Arterial stiffness is a characteristic feature of normal arterial aging, but is also associated with accelerated cardiovascular disorders. Another age-related process is arterial calcification, which in turn is a known risk predictor that increases morbidity and mortality in cardiovascular diseases. MicroRNAs (miRNAs) are small non-coding RNAs that downregulate their target gene expression post-transcriptionally. They are widely studied in recent years and their role in cardiovascular dysfunction is to some extent revealed. Identification of over- or underproduction of miRNAs could be therapeutic targets for prevention and treatment of vascular diseases.
Arterial stiffness results from complicated interactions between multiple components of the vessel wall, including extracellular matrix (ECM) composition, vascular smooth muscle cell (VSMC), and endothelial dysfunction. Collagen and elastin are the most important structural proteins of ECM and key regulators of arterial stiffness as they are responsible for blood vessels' strength and elasticity. Reconstruction of ECM, notably increased levels of aberrant types of collagen and reduction of elastin, appears to be the most important mechanism contributing to arterial stiffness. Matrix metalloproteases (MMPs) are endopeptidases which degrade all kinds of ECM proteins. Thus they play a significant role in arterial stiffness via regulating collagen and elastin levels in ECM.

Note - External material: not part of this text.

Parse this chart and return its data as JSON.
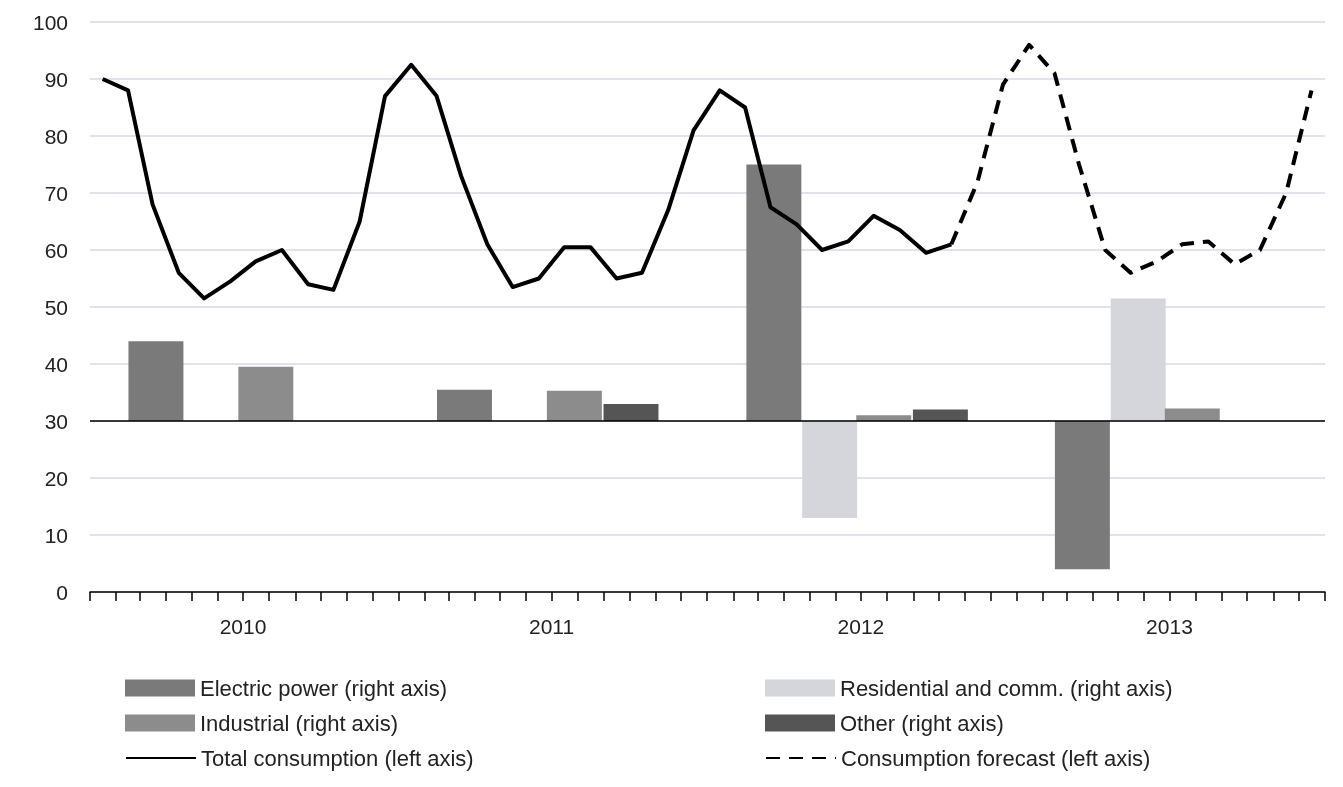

Moreover, advanced glycation end products (AGEs) contribute to arterial stiffness through cross-linking with ECM proteins, including collagen, which reduces vessel's flexibility. Furthermore, many hormones and cytokines are involved in aortic stiffness, such as angiotensin II (Ang II) which promotes arterial stiffness through regulating signaling pathways that result in altered ECM accumulation and increased vascular tone. Apart from structural abnormalities, VSMC proliferation, migration and calcification, as well as impaired endothelium-dependent dilation through paracrine molecules such as nitric oxide (NO) and endothelin are, also, implicated in the development of arterial stiffness.

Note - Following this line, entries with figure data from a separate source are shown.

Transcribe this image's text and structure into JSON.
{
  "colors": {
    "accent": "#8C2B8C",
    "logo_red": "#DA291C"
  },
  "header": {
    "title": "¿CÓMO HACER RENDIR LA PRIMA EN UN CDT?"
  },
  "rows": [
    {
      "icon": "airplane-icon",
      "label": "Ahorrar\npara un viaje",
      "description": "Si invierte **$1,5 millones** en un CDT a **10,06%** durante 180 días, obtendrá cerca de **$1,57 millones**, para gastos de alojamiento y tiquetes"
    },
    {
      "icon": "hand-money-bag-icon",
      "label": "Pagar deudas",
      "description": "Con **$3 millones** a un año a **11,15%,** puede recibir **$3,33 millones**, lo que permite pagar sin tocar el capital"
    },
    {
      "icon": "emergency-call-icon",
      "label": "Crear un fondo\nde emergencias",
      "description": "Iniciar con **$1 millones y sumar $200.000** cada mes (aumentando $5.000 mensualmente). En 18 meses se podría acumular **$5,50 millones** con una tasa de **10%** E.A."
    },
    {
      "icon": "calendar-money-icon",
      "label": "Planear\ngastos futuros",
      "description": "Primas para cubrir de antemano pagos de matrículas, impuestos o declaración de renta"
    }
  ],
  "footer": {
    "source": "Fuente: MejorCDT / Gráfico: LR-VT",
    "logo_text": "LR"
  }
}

Extensive research during the last decade confirmed the association of miRNAs with cardiovascular diseases. MiRNAs seem to play a significant role in arterial stiffness and calcification through modulating critical pathways and molecules such as TGF-β and BMP signaling, Ang II, MMP activity, Runx, and phenotypic switch of VSMC. Thus, they may be used as therapeutic targets or diagnostic markers in the future to decrease arterial stiffness and prevent the development of cardiovascular diseases. However, it is more than obvious that the molecular biology and pathophysiology is very complex. Many miRNAs might have the same target gene (e.g., Runx2 is suppressed by miR-30b-c but enhanced by miR-32), while a single miRNA might exert multiple functions by targeting more than one genes and affecting different pathways with opposing results (e.g., miR-29, miR-19b and their role in fibrosis). Futhermore, miR-145, one of the most important miRNAs in cardiovascular pathophysiology, decreases arterial stiffness by inhibiting TGF-β signaling while, on the contrary, TGF-β activates miR-145 to promote the contractile phenotype of VSMCs and reduce arterial stiffness as well. Targeting TGF-b through miR-145 might have controversial results. To conclude, additional clinical and laboratory research should be continued for the establishment of miRNAs as treatment targets and biomarkers of cardiovascular diseases.